Survey shows 60 per cent expect to keep working past retirement age. Photo / Supplied
Kiwis need to act now, with interest rates low, to avoid carrying crippling burden into retirement, bank says.
Young New Zealanders are being urged to take advantage of low interest rates to reverse the trend towards remaining saddled with debt after 65.
The Bank of New Zealand has disclosed research that finds almost one in three homeowners will be older than the traditional retirement age before they throw off the shackles of a home mortgage.
That is in stark contrast to the dreams of many younger householders, who expect to be mortgage-free well before then.
BNZ retail and marketing director Craig Herbison fears it raises the spectre of "intergenerational debt" rather than older Kiwis bequeathing wealth to their children.
Although an online survey of 1002 people aged over 18 for the bank found about 60 per cent expected to keep working past retirement age, almost half said it would be by choice.
Working part-time to keep busy and active was the intention of 48 per cent of those canvassed by research firm Colmar Brunton, while 36 per cent hoped to remain in fulltime employment for that purpose.
But Mr Herbison said yesterday it was alarming how many feared they would have to keep toiling to maintain their standard of living.
The survey found 31 per cent in that category, and 15 per cent who expected to have to keep working to meet mortgage repayments.
Optimism was strongest among young homeowners, with 50 cent of those aged under 30 expecting to put their mortgages behind them by the time they turned 50.
The cold reality was that the median age for clearing mortgages for those aged 50 to 64 was likely to be 66, based on current projections.
Mr Herbison said it was great that many Kiwis wanted to work past 65.
"But we want to make sure people have the retirement they want, not the one they are forced to have," he said. "We're very optimistic in our younger years, but we're forced to shift the goalposts as we get older."
He believed a major factor for lingering indebtedness was that people were staying in education for longer, and putting off buying their first homes and starting families in favour of paying off student loans.
"People are forming relationships later, and getting into their first home in their 30s rather than 20s - and if you extrapolate a 25- or 30-year mortgage, that means you are in debt until your 60s rather than 50s."
But Mr Herbison said current low interest rates offered a valuable opportunity for homeowners to try to accelerate repayments and reduce the duration of their mortgages.

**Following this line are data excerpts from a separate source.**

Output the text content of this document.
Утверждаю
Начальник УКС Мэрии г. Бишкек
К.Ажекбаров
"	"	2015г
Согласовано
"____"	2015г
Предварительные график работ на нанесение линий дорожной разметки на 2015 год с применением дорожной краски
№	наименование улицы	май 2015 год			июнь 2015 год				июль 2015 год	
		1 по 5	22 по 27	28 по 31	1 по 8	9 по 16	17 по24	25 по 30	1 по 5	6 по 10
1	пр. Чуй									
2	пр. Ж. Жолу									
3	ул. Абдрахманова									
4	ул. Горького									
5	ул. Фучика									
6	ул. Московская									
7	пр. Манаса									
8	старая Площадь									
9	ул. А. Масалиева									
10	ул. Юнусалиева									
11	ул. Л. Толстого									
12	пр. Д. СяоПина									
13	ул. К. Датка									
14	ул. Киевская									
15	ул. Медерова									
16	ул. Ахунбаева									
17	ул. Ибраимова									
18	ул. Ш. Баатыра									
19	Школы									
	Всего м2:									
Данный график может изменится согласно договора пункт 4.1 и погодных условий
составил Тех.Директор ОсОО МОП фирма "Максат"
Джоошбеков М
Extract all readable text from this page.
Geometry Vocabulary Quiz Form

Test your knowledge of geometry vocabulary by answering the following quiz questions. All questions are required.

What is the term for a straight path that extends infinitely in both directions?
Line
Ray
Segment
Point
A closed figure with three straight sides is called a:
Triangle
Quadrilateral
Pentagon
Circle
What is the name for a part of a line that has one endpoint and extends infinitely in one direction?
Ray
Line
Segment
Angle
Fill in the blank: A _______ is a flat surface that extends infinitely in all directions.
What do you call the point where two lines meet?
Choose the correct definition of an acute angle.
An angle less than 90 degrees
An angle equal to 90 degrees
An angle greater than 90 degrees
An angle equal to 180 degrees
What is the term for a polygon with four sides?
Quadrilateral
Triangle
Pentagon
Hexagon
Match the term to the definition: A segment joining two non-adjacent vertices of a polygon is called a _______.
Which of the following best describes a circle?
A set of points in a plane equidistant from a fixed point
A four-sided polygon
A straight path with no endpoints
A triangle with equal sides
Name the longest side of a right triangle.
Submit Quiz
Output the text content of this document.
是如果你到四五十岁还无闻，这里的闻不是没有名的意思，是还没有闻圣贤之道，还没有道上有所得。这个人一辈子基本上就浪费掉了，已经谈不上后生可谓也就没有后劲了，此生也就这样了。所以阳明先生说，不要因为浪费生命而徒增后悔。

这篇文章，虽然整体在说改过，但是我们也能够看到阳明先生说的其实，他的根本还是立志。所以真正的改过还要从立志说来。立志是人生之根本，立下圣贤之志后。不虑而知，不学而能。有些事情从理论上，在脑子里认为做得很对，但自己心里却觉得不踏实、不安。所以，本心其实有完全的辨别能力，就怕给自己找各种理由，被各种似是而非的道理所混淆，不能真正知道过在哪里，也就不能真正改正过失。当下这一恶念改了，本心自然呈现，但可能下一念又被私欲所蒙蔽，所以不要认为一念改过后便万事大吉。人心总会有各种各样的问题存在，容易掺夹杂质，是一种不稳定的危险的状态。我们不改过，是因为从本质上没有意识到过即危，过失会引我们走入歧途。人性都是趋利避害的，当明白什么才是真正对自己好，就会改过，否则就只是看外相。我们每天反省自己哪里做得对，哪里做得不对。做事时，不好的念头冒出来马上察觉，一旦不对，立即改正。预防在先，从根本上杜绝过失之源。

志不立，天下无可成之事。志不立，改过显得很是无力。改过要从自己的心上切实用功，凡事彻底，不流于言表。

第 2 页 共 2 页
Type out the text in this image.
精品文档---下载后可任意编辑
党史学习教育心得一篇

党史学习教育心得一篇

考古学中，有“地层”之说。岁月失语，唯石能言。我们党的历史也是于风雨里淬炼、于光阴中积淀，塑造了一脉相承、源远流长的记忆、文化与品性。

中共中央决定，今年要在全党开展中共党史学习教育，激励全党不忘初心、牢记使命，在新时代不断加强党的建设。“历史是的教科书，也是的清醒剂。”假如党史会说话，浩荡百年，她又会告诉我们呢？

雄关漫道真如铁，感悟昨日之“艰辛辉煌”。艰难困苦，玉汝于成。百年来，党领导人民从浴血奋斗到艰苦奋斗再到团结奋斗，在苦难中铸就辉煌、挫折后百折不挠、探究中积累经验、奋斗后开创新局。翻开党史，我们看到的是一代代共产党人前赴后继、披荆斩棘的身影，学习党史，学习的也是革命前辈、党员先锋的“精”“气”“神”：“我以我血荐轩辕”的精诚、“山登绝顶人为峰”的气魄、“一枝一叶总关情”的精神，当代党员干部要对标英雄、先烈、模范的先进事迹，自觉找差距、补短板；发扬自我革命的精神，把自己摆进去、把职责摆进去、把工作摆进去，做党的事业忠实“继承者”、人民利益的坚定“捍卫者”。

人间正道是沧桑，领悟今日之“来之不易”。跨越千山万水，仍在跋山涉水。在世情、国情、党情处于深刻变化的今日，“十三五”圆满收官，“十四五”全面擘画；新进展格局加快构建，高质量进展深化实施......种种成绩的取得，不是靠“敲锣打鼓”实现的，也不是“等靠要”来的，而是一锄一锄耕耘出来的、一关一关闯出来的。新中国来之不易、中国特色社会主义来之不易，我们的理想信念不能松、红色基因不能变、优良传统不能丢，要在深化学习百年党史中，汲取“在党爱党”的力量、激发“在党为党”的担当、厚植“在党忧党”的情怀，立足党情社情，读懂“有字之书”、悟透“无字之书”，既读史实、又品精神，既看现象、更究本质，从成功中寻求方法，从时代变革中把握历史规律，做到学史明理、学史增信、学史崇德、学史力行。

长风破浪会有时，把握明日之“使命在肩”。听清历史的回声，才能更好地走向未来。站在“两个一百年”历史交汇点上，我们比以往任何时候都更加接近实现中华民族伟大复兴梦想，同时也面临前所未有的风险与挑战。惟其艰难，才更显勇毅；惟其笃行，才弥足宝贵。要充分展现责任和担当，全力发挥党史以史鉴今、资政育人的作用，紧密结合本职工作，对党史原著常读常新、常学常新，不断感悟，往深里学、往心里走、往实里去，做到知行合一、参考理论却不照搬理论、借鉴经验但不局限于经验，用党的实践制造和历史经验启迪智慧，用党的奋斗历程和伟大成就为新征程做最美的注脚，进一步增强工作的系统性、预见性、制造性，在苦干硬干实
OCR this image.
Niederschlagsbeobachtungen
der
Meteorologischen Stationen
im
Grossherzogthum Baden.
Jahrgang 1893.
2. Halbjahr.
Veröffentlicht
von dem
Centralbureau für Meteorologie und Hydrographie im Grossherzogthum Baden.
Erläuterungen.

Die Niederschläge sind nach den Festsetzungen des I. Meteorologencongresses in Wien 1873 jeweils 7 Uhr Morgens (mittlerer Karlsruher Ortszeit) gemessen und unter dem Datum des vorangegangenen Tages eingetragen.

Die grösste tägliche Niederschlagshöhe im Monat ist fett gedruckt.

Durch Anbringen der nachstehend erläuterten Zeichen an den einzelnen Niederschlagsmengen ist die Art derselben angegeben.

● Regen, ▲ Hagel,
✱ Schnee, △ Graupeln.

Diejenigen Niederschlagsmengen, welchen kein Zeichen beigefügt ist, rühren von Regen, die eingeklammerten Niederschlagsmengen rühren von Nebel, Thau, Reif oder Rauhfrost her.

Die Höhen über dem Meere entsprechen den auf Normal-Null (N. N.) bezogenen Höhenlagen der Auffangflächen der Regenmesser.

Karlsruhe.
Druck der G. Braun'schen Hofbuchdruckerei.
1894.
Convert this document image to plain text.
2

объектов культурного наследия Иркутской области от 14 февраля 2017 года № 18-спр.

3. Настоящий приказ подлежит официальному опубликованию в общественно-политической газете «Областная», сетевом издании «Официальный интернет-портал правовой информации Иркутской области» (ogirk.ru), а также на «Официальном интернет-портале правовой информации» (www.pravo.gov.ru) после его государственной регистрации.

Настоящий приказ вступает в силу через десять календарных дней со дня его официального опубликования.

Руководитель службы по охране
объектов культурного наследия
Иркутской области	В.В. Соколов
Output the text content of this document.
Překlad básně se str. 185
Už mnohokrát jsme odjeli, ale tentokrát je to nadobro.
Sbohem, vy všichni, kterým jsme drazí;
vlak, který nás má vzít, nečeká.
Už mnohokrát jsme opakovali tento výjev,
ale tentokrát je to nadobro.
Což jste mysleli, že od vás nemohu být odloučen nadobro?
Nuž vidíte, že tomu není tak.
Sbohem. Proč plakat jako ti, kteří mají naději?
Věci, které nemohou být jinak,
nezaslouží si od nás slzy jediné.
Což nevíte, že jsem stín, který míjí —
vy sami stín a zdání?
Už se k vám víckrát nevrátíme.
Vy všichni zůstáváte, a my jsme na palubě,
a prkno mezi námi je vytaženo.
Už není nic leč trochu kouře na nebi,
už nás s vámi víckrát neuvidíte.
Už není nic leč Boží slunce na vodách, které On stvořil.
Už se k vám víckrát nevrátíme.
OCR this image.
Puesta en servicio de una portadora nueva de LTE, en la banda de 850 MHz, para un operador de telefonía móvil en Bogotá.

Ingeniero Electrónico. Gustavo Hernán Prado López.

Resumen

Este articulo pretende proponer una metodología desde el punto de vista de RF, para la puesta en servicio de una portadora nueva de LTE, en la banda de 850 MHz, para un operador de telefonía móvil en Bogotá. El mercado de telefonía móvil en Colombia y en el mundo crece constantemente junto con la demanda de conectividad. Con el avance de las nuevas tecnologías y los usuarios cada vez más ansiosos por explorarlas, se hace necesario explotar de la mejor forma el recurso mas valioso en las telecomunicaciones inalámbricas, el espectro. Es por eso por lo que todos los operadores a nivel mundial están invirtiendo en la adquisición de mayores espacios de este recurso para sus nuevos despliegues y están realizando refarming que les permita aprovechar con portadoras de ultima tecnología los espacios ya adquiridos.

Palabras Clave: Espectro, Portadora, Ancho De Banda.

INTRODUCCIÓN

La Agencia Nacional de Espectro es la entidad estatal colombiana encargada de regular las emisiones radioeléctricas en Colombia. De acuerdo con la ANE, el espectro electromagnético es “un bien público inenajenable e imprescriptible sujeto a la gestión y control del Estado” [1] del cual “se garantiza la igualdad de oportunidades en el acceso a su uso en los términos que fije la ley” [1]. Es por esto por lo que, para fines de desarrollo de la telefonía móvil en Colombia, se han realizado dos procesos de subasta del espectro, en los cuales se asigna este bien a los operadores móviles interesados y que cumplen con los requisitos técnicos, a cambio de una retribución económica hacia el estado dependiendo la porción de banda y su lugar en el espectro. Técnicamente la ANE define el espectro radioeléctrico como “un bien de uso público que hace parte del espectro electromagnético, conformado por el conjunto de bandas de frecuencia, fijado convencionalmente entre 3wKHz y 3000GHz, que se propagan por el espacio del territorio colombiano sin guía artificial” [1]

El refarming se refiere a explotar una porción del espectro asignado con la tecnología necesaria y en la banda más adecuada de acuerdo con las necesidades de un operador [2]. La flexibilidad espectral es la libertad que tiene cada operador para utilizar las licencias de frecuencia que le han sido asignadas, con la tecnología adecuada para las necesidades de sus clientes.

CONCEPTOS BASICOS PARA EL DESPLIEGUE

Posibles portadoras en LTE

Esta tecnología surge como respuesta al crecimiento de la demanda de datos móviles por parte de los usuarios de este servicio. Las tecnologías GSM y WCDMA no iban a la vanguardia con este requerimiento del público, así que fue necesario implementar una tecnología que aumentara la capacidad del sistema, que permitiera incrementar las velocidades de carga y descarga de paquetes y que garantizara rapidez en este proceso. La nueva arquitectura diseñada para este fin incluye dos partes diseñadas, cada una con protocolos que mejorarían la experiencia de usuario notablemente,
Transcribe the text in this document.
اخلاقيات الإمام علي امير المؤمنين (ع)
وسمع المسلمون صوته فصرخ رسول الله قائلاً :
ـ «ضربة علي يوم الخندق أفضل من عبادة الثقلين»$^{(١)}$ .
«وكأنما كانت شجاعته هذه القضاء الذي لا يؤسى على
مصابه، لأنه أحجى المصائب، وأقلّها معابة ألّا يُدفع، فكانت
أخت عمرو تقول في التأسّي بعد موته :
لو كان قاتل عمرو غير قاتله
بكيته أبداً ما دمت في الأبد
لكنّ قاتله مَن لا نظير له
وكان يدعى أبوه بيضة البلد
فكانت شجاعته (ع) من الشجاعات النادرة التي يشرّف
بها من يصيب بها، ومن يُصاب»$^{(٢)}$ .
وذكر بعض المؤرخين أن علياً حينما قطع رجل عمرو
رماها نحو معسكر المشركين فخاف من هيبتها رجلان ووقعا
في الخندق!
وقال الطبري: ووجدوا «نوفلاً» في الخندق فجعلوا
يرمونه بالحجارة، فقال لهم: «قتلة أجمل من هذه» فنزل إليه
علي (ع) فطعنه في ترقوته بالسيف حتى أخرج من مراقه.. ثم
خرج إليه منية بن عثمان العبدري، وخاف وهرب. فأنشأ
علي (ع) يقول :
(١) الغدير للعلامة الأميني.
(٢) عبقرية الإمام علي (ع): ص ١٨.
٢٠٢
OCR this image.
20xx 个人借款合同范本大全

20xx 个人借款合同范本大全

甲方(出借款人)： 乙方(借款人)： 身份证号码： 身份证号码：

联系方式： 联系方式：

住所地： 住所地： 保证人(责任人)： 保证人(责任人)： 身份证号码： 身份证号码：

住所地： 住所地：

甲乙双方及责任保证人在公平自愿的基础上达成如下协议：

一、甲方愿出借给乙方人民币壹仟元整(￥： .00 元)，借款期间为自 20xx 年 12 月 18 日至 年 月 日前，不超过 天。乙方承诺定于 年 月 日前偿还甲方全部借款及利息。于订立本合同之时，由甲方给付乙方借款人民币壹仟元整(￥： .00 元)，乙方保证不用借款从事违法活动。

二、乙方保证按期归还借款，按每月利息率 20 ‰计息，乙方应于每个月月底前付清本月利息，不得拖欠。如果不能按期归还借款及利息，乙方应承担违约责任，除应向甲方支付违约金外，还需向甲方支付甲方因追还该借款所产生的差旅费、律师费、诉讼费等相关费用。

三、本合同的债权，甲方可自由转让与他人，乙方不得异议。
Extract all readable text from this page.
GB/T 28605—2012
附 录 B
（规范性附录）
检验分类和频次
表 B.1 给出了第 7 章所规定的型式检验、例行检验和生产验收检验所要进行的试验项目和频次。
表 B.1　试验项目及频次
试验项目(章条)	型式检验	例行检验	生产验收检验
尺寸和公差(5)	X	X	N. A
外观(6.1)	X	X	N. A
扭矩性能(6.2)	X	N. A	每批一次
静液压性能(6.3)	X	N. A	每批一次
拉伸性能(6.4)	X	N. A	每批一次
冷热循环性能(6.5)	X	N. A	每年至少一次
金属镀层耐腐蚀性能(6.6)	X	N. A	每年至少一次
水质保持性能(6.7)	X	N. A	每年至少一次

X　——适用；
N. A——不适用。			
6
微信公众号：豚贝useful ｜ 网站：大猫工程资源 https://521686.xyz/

"There hasn't been a better chance since the 1960s to get ahead and pay off your home loan faster," he said.
He said mortgage-holders could knock years off their loans by increasing repayments by just $14 a fortnight - the equivalent of three coffees.
But older Aucklanders are likely to be slighter better off in retirement than their counterparts elsewhere, with 27 per cent not having to reduce their spending, compared with a national figure of 26 per cent.
Even so, that is twice as high as the 13 per cent of non-retired Aucklanders expecting to have to curb spending in their dotage, and 12 per cent of younger New Zealanders.
He cautioned Aucklanders against putting too much store on "downsizing" their homes to pay for retirement, saying retaining a mortgage would reduce what would be left after buying a smaller property or a unit in a retirement village.
Debt-free by 65 is couple's ambition
Chris Ratcliffe and Morgan Bailey expect to be shot of their mortgage well before turning 65, by pouring as much as possible into repayments while they can.
The Auckland couple, aged 32 and 26 respectively, moved into their first home in June after putting seven months of "sweat equity" into renovating the Whenuapai property.
They are also taking advantage of having two incomes - while they delay marriage and children - to boost their financial stake in the house with accelerated repayments calculated against a 25-year term.
"It was going to be 30 years, but we threw a bit more at it than we thought we could," said Ms Bailey, a public relations consultant who cites a retirement industry client for her awareness of the importance of early financial planning.
"We have stretched ourselves to do it, sacrificed a lot of other things," she told the Herald yesterday.
"I'm aware of what it costs to retire in comfort - probably more than a lot of people my age."
One big sacrifice will be waiting to start a family, given that most of her income is going on monthly mortgage repayments of $3400.
That represents a monthly increase of about $150 on what it would cost to service a 30-year loan.
"But if it takes five years off your mortgage, that's huge. It will be quite some time before we have kids because if I'm not working, that's our whole mortgage payment."